News Release

New therapies mean HIV patients gain longer lives, face new challenges

Peer-Reviewed Publication

American Thoracic Society

ATS 2009, SAN DIEGO— New HIV therapies have prolonged lives and improved health for patients with HIV, but the treatments have also brought the longer-term effects of the disease into sharper focus.

Patients with HIV are not only about twice as likely to smoke as HIV-negative individuals, they are also more susceptible to the detrimental effects of smoking and tend to suffer a swifter decline in lung function, according to new research. Syed Kadri, medical student at Ohio State University Medical Center will present new research documenting this decline among HIV-positive individuals on Sunday, May 17, at the 105th International Conference of the American Thoracic Society in San Diego.

"Early in the epidemic, HIV was a different disease—with few effective drugs, the best that an HIV- positive patient could hope for was a relatively painless death after a brief period," said Mr. Kadri. "The long-term effects of HIV were therefore fairly obvious: death. But with the advent of a new class of anti-retroviral drugs called 'highly active anti-retroviral therapy,' or HAART, the clinical picture of HIV has changed. The disease has gone from being an automatic death sentence to a chronic condition, and like all chronic conditions, it brings with it other complications that can seriously affect the lives of those who have it."

Mr. Kadri and colleagues are directing a prospective study to evaluate declines in lung function among HIV-positive patients. The patients, mostly men in their 40s, half of whom were smokers, were assessed at baseline for two measures of respiratory status, FEV1 and DLCO, and had been followed for two years at the time of reporting.
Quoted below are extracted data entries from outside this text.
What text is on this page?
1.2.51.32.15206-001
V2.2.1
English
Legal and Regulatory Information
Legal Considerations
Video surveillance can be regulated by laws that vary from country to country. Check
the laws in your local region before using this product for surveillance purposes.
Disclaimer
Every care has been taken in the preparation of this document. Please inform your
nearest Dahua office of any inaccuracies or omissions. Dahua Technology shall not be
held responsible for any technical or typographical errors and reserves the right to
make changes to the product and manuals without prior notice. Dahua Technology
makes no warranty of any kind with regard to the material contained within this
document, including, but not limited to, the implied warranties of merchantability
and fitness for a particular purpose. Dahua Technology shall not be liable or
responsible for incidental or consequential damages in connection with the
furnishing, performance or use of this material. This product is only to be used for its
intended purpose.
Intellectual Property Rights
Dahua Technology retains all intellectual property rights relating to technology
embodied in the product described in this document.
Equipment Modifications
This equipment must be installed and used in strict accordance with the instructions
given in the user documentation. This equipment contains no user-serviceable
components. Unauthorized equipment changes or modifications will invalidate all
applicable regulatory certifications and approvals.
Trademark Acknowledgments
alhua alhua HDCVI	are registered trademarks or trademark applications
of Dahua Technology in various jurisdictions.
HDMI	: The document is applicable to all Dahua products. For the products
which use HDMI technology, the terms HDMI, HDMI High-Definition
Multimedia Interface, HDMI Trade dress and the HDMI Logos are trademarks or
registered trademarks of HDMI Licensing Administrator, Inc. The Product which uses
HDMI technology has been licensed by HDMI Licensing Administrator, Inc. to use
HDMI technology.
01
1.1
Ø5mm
FEV1 is a measure of expiratory flow in one second, a standard gauge of lung capacity, whereas DLCO is a measurement of diffusing capacity of the lungs and is decreased in patients with emphysema.

At the end of two years, the 63 patients displayed marked declines in lung function, going from an average FEV1 of 88% predicted to 83.2% and a DLCO of 77.6 to 70.0. "This is the type of decline you might expect to see in elderly individuals who have a long history of smoking," said Mr. Kadri. "These results indicate that HIV-positive patients are more susceptible to lung-related problems than HIV-negative individuals and that HIV-positive smokers are even more susceptible to developing early emphysema. We don't know when these differences begin to manifest in HIV-positive individuals who smoke, but the severity is likely a function of the time that they have lived with the disease."

The researchers have begun a new leg of the study, to analyze the effects of smoking cessation in the same cohort as those in the current study. "We hope this next phase will show us whether lung function improves with smoking cessation in HIV-positive individuals and what factors are associated with successful cessation," said Mr. Kadri. "Clinically, this study shows that HIV patients need to quit smoking, which could be a difficult task given their higher prevalence of smoking. Physicians treating patients with HIV should be aware that they are at much higher risk for emphysema, and counsel them more about smoking cessation."